Die Lösung bei Ferrari erinnert an Mercedes im Jahr 2011. Damals hatte das Team aus Brackley einen Stellmotor in den Endplatten verbaut, was seinerzeit umstritten war und letztlich den Weg zum später verbotenen Doppel-DRS ebnete.

Auch wenn Ferrari dieses Konzept nicht direkt übernommen hat, zeigt es doch, wie alte Ideen in neuer Form wiederkehren können.

Mercedes-Heckflügel

Skizze: Das Doppel-DRS 2011 am Mercedes W02

Foto: Giorgio Piola

Das Grundprinzip ist jedoch anders, ebenso die Umsetzung. Das Steuerungssystem des SF-26 muss eine vollständige 180-Grad-Drehung ermöglichen und im geschlossenen Zustand deutlich höheren Kräften standhalten, nicht nur wegen der höheren Geschwindigkeiten, sondern auch, weil die Flaps größer sind.

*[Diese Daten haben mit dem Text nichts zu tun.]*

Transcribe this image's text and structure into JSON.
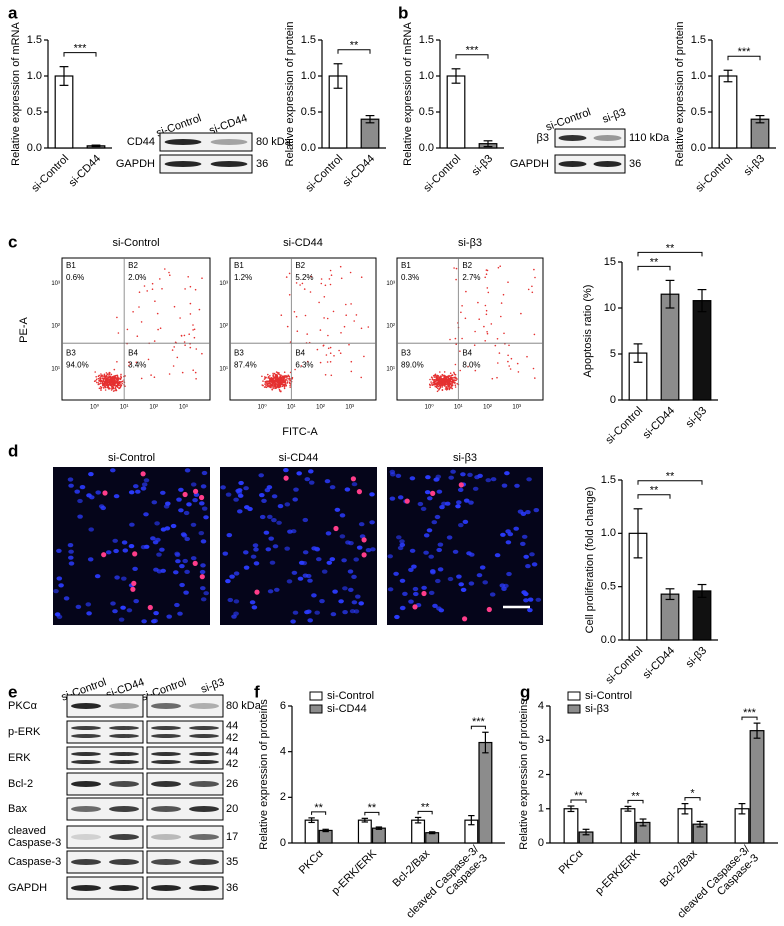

Da das System auf manchen Strecken bis zu viermal pro Runde aktiv sein wird, kommt es deutlich häufiger zum Einsatz als früher das DRS. Die Zuverlässigkeit wird also zu einem entscheidenden Faktor.

Besonders gefordert ist die kompakte Mechanik in der Endplatte, die laut Regelwerk über einen Sicherheitsmechanismus verfügen muss, um die Flaps im Falle einer Störung automatisch zu schließen.

Warum der Ferrari-Flügel legal ist

Beim Bau des neuen Flügels blieb es aber nicht bei der Verlagerung des Stellmotors. Der Drehpunkt, um den sich der Flügel bewegt, wurde weiter zur Mitte hin verschoben - an die Stelle, an der die Verbindung zum Stellmotor besteht. Zudem wurde das Ende des ersten Flügelelements vergrößert, um die neue Geometrie aufzunehmen.

Auch auf Regelebene gab es Diskussionen darüber, ob der Flügel beim Drehen das erlaubte Volumen überschreitet, insbesondere dann, wenn er fast senkrecht steht.

Doch die neuen Bestimmungen lassen den Teams bewusst mehr Spielraum, um den Luftwiderstand auf den Geraden zu verringern und damit den Energieverbrauch zu senken. Die FIA hat Ferraris Lösung deshalb als regelkonform eingestuft.

Zwar muss der Flügel im geschlossenen Zustand auch weiterhin innerhalb eines bestimmten Volumens bleiben, doch in geöffnetem Zustand sind nun gewisse Ausnahmen erlaubt.

Entscheidender Punkt: Der Flügel muss sich während der Bewegung nicht mehr vollständig innerhalb des festgelegten Rahmens befinden. Das erlaubt eine größere Bewegungsfreiheit bei der Drehung.